The Strad Issue: January 2008
Musicians: Midori (violin) Robert McDonald (piano)
Composer: Bach, Bartók

Midori’s Bach comes without those politically correct qualities that are a primary part of today’s period-instrument specialists. Her sound for the A minor Sonata is warmed by vibrato, every bar in the first three movements replete with expressive nuances. At times rhythm and tempo grow so relaxed that we are left with the feeling of free extemporisation. Dynamics are liberally applied as every note takes on its own colour and chords are spread and avoid any suggestion of that squeezed-out quality beloved of Baroque exponents.

There are moments when Midori savours the music at considerable leisure, but she judges to a nicety the balance and pulse of the melodic line against the plodding quaver (?) accompaniment in the Andante third movement.

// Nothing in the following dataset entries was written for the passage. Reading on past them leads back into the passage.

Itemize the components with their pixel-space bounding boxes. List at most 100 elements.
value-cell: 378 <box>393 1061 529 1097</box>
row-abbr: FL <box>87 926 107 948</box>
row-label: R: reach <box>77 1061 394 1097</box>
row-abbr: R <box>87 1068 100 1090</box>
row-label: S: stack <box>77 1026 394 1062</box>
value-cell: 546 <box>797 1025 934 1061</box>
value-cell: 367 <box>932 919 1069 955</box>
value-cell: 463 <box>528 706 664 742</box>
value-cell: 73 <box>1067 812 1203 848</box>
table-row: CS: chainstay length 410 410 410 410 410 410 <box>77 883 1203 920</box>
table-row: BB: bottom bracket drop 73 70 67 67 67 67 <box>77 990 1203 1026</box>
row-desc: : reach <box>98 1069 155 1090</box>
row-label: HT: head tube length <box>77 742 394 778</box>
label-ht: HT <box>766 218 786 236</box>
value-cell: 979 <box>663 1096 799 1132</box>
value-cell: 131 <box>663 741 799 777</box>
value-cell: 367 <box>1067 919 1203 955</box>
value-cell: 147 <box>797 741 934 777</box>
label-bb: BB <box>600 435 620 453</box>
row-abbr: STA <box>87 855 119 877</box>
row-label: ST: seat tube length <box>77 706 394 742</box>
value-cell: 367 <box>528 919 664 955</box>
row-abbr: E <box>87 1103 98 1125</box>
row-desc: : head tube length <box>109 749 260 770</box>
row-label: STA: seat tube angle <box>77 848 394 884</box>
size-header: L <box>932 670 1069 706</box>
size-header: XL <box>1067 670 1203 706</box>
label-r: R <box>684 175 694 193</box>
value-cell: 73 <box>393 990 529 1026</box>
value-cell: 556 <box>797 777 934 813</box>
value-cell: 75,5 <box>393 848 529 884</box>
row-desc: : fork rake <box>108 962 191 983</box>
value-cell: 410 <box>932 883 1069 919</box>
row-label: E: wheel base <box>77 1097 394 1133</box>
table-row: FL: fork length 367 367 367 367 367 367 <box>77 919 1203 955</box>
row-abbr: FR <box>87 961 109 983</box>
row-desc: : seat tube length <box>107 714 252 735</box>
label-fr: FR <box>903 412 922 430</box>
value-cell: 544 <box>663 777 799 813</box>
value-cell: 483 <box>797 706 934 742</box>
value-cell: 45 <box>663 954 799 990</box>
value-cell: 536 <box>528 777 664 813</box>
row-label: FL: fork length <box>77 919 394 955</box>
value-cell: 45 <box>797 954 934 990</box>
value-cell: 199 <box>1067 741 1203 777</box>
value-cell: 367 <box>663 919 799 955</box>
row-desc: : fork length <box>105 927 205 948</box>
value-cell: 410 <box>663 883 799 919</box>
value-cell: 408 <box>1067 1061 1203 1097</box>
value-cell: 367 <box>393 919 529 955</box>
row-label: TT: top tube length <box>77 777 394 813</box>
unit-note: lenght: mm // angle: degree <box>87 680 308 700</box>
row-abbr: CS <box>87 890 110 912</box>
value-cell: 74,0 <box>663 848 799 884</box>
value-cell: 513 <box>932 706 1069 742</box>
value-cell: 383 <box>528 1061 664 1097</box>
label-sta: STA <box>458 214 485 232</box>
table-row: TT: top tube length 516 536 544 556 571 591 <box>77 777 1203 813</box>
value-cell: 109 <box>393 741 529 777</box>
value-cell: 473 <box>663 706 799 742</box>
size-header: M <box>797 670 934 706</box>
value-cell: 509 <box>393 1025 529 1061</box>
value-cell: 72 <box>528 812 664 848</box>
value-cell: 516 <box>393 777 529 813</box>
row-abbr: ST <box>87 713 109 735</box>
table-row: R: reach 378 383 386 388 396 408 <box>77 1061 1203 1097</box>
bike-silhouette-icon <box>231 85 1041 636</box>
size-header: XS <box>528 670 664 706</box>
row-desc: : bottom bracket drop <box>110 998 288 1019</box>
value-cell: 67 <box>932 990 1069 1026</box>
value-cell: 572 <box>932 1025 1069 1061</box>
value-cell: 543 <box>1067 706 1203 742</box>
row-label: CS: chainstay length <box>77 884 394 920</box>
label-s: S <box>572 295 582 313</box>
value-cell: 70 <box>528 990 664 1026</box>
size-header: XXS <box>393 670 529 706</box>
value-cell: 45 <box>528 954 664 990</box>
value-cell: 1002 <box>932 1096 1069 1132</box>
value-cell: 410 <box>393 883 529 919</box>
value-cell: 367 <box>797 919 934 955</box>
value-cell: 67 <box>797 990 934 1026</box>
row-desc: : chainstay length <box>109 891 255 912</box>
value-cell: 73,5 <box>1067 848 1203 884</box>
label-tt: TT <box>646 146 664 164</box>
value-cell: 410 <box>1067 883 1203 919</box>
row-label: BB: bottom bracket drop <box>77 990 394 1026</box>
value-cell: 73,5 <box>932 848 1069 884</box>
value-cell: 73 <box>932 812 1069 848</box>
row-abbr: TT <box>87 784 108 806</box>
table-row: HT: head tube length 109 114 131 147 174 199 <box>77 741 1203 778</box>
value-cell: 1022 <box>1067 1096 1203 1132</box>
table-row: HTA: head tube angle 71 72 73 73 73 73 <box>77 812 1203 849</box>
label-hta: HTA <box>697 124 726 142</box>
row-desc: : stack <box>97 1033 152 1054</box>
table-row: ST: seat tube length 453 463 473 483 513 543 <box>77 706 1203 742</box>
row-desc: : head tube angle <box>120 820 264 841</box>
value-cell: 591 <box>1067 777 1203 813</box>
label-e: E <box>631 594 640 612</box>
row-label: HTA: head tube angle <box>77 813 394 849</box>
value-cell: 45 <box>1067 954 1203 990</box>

The technically demanding second and fourth movements find her playing bristling with virtuosity, and her spotless intonation and technical mastery deliver a stunningly brilliant final Allegro. In sum it may not have period credentials, but many will love its honesty of expression.  

It is interesting to observe Bartók’s relationship with Bach, though the opening of his First Sonata hurls us into the 20th century. Comparison with other performances in the catalogue shows Midori seeking out more of the work’s manifold beauties, and at times the shifting harmonies of the central Adagio take her close to French Impressionism. Robert McDonald reflects her affectionate approach and avoids the naked aggression we often hear in the work, and the duo enjoys the rustic vivacity of the finale.

There is a marked change in ambience between the two works, with the mechanics of the violin heard in the Bach moving to a softer-grained texture for the Bartók.